Another of Fred Craddock’s stories:
In a certain village the school bell rang at 8:30 a.m. to call the children to class. The boys and girls left their homes and toys reluctantly, creeping like snails into the school, not late but not a second early. The bell rang again at 3:30 p.m., releasing the children to homes and toys, to which they rushed at the very moment of the tolling of the bell.
This is how it was every day, with every child except one. She came early to help the teacher prepare the room and materials for the day. She stayed late to help the teacher clean the board, dust erasers and put away materials. And during the day she sat close to the teacher, all eyes and ears for the lessons being taught.

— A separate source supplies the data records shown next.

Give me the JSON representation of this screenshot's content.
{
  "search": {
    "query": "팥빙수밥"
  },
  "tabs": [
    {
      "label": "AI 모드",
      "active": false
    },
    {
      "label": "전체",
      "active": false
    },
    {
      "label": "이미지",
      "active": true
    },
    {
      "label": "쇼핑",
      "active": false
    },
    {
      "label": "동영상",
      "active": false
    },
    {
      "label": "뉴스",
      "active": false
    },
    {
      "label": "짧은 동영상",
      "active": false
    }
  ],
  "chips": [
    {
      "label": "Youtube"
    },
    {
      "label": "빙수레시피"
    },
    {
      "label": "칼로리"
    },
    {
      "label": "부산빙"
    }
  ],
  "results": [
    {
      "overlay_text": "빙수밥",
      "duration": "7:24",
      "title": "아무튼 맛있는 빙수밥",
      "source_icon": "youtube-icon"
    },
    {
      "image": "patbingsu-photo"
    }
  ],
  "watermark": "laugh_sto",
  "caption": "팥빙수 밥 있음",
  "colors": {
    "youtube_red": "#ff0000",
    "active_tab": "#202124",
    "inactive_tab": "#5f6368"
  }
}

One day, when noise and inattention were worse than usual, the teacher called the class to order. Pointing to the little girl in the front row, the teacher said, “Why can you not be as she is? She comes early to help, she stays late to help, and all day long she is attentive and courteous.”
“It isn’t fair to ask us to be as she is,” said one boy from the rear of the room.
“Because she has an advantage,” he replied.
“I don’t understand. What is her advantage?” asked the puzzled teacher.
“She is an orphan,” he almost whispered as he sat down.
Have you noticed how it is often the people who have nothing to lose, and therefore nothing to protect, who are the freest?
Salvation, enlightenment, liberation – call it what you will – comes not to those who, out of their abundance, seek to earn it; but to those who, through their own poverty, know they need it.